Link Checker tool

how can I check the report invalid links automatic in file

like I have some data entry company where people submit their data entry report in which they mention their link where they post data

how can I check those links that did those links are valid which they submit in report
did they really submit data
or not
how can i automatically check the links

Thanks

Hi realcoder,

You should write a validation function that parses input when it is submitted by the user. Inside the validation function you would do something like:

 
$hostname ='somebadmalforednonexistantdomain.com'; 
if( validateDomainName($hostname) == 1){
  /*write  $hostname to db */
} else {
  /*return error code and display or don't write to db */
}

function validateDomainName($hostname = '');
   $ip = gethostbyname($hostname );
    if (preg_match('/^(([1-9]?[0-9]|1[0-9]{2}|2[0-4][0-9]|25[0-5]).){3}([1-9]?[0-9]|1[0-9]{2}|2[0-4][0-9]|25[0-5])$/',$ip)) {
       return 1;
    } else {
       return 0;
    }
}
 

Quickly thrown together but something along that lines.

Regards,
Steve

well user provide lists of links where they have submit data
i want that i just put those links in any file and automatically that which links response is good and which links response is 404 … ?

Hi realcoder,

You asked

how can I check the report invalid links automatic in file

The steps might be:

  1. read the file
    $filename = "list.txt";$list = getListFile($filename); function getListFile($filename){ $fh = fopen($myFile, 'r'); $theData = fread($fh, 5); fclose($fh); return $theData; }
  2. For the sake of this example $list = ‘This is a file that has a couple of domains, first one is “http://www.liviam.ca” the next is “https://sitepoint.com”, “http://example.com?id=4[”’;
  3. So you need to parse the $list for clean domains that their revese DNS checks out so you do
    $unclean_domains = doReg($list); $clean= array(); foreach($unclean_domains as $domain){ $domain = parse_url($domain); if( validateDomainName($domain['host']) == 1){ $clean[] = $domain['host']; } } var_dump($clean); /* Functions */ function doReg($string){ $regex = '~(?:https?|irc|ftp|file)://(?:www)?.*?\\.(?:com|net|info|org|ca)~i'; preg_match_all($regex, $string, $result, PREG_PATTERN_ORDER); return $result[0]; } function validateDomainName($hostname = ''){ $ip = gethostbyname($hostname ); if (preg_match('/^(([1-9]?[0-9]|1[0-9]{2}|2[0-4][0-9]|25[0-5]).){3}([1-9]?[0-9]|1[0-9]{2}|2[0-4][0-9]|25[0-5])$/',$ip)) { return 1; } else { return 0; } }
  4. Var_Dumping $clean outputs
    > array(3) { [0]=> string(13) “www.liviam.ca” [1]=> string(13) “sitepoint.com” [2]=> string(11) “example.com” }
    You can then loop through this array to grab each of the valid links.
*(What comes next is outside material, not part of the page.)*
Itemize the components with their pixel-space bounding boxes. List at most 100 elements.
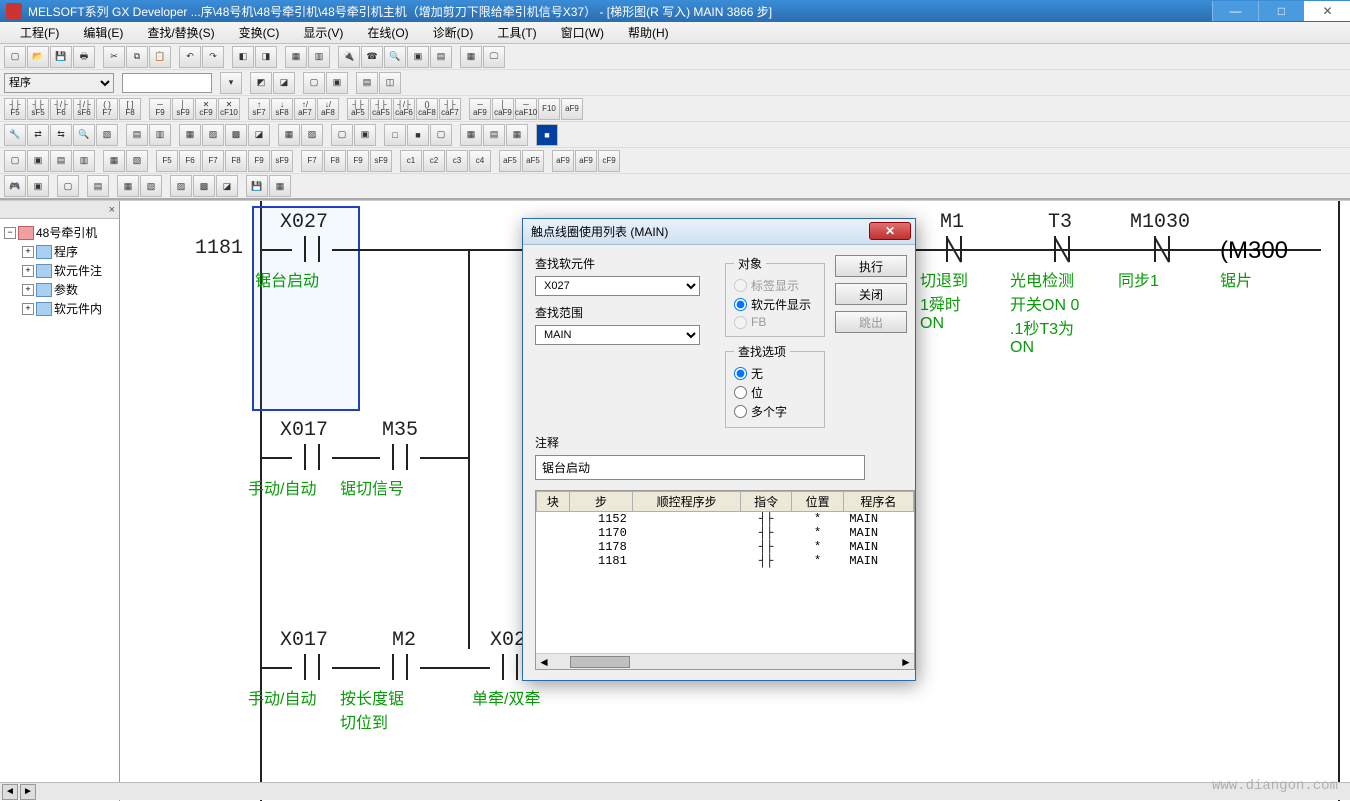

You don’t want to rely on returned 404 codes as many different urls can be created that don’t return 404. What is demonstrated above is taking a string, extracting urls from string, testing that the urls are registered to a valid reverse DNS and cleaned of any parameters, then returns a clean array of domains that you can put into a database, or a file or an object… whatever you want.

Regards,
Steve